Recently I was asked how I lost my fear of hell; how I came to be ambivalent about the topic. Obviously there is no one-size-fits-all solution to this problem—I can only relate what happened to me. Repetition. Repeated inability to maintain belief in the supernatural consequently causing me to apply the same method to the afterlife and realizing there isn’t one.
I was raised Calvinist where the oft-heard phrase was “Once saved; always saved.” Once you became a Christian, no matter what you did, no matter what happened—your salvation was assured. BUT (and this was a huge asterisk to the whole doctrine) there were people who seemed to have converted, but subsequently did not live like Christians. We wrote those people off to “not being saved in the first place.”
Meaning you are assured of your salvation, unless you aren’t. Real helpful, right? Since one was never quite certain the original salvation took hold. (Worse, there were testimonies from people who claimed they made a salvation prayer as a child, but later realized it was insufficient, and became Christians later in life. Here was irrefutable proof, just because you said the right thing, you may not have made it in yet!)
Having now deconverted--I hear the same accusation made by Calvinists acquaintances; informing me I wasn’t saved in the first place.
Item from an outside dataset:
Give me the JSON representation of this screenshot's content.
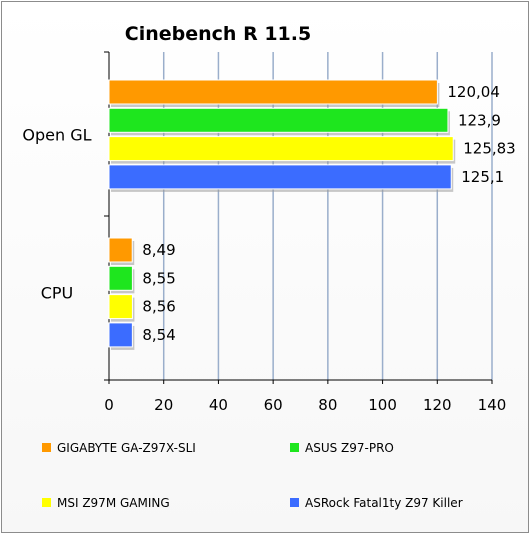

Looks like my childhood worry was well-placed, eh?!
Further, we believed in the Rapture, so a great test of one’s salvation would be the day where 100’s of millions of people (including everyone I knew) disappeared. If you were left standing here…well…there you go! Not-saved. I can still recall moments in stores, being separated from my mother for longer than expected, and thinking, “The Rapture happened, and I was Left Behind*”
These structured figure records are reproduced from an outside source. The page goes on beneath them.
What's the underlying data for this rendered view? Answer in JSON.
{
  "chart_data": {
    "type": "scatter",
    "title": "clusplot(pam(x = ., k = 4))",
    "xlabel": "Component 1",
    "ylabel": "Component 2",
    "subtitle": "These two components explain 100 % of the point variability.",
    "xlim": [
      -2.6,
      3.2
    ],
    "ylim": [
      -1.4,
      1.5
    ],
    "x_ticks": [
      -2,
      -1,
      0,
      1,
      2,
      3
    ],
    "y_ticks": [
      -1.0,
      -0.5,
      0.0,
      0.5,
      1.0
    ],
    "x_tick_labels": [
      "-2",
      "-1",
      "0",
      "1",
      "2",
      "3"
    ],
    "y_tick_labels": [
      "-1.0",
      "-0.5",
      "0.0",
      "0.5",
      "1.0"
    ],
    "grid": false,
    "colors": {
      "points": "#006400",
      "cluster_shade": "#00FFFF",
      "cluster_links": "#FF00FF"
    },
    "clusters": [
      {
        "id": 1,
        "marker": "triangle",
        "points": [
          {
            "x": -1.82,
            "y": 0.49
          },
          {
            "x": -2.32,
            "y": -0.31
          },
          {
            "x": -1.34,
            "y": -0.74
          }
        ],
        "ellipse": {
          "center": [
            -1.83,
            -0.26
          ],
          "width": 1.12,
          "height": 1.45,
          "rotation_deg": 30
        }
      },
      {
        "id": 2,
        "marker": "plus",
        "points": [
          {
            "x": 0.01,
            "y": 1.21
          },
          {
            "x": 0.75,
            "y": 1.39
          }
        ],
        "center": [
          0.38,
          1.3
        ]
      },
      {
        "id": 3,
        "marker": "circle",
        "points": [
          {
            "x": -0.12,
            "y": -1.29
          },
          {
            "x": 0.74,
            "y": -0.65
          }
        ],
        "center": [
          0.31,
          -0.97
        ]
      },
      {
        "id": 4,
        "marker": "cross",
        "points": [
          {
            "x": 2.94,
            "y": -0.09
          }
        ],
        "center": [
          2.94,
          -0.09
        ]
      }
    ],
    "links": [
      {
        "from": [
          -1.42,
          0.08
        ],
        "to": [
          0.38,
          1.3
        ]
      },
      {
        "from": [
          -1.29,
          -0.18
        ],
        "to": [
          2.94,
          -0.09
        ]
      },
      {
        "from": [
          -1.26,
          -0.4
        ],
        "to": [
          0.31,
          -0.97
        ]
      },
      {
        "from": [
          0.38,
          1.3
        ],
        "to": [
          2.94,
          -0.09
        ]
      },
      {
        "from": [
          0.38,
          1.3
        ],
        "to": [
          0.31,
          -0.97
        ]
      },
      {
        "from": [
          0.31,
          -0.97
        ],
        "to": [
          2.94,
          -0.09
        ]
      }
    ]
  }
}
*Yes, those where the exact words we thought, and yes, they were always capitalized. There was always a doctrinal question whether a person who thought they were saved could get another chance after the Rapture…it was heavily intoned one could not. One would live (at best) another 7 years and be doomed to hell, knowing all 7 years that hell was coming.
Or I would come home from school, and unexpectedly no one was home. I remember calling friends and their parents, figuring if no one answered, I was Left Behind.
How do you talk someone out of fear? You can tell me all day long about the safety of parachutes and sky diving and statistics regarding incidents, and procedures and anything you want. I would be scared and staining my shorts jumping from a plane. You don’t “talk” someone out of fear.
I recall my first jury trial. I was nervous, sweating, scared. How do I present my case to a jury? How do I object? What do I wear; where do I stand; how loud do I speak? Now, I look forward to jury trials.
Why? What is the difference? Simple—repetition. After doing them over and over, I have learned the answers to those questions. I know what to expect. Are there still surprises and new experiences? Sure…but having had other surprises and new experiences, one learns how to adapt.
I imagine if I jumped out of a plane a coupla hundred times, I won’t have the fear. Maybe…
But how does one “repeat” the opposite of an in-grained belief? I was raised in a Christian home, I said the right prayer, I lived a Christian life. And each Sunday I was assured I was saved…”BUT”…and each Sunday it was reiterated there were those who were not. And while debates may rage as to who was in heaven; Hell’s citizenship was certain: Hitler, Nietzsche, Darwin and atheists.
Upon initial deconversion, I was still fearful of Hell. Actually, that is not quite accurate. I was more fearful I had lost Heaven. We had been taught there was this sublime place where one can eat and not get fat. More importantly, one can see those who had passed on before—grandparents, parents, siblings, children and friends. Even more importantly, justice would be dispensed—wrongs righted; rewards delivered. And most important of all (to me) knowledge would be provided. We would finally get theology correct.
And now Heaven…didn’t…….exist. The more I lost belief in Heaven (it really is a fantasy if you think about it), the same I lost belief in Hell. One does not exist without the other.
I enjoy life just as much—even more—without the worry about getting the afterlife correct. I have my hands full getting this one right. Sure there are moments where I find a twinge of regret we only have a few years. The idea of Heaven is a fun fantasy. But then I shake my head and deal with the reality we have. A world desperately in need of human compassion without the easy relinquishing of responsibility by claiming some god will swoop in and solve all our problems.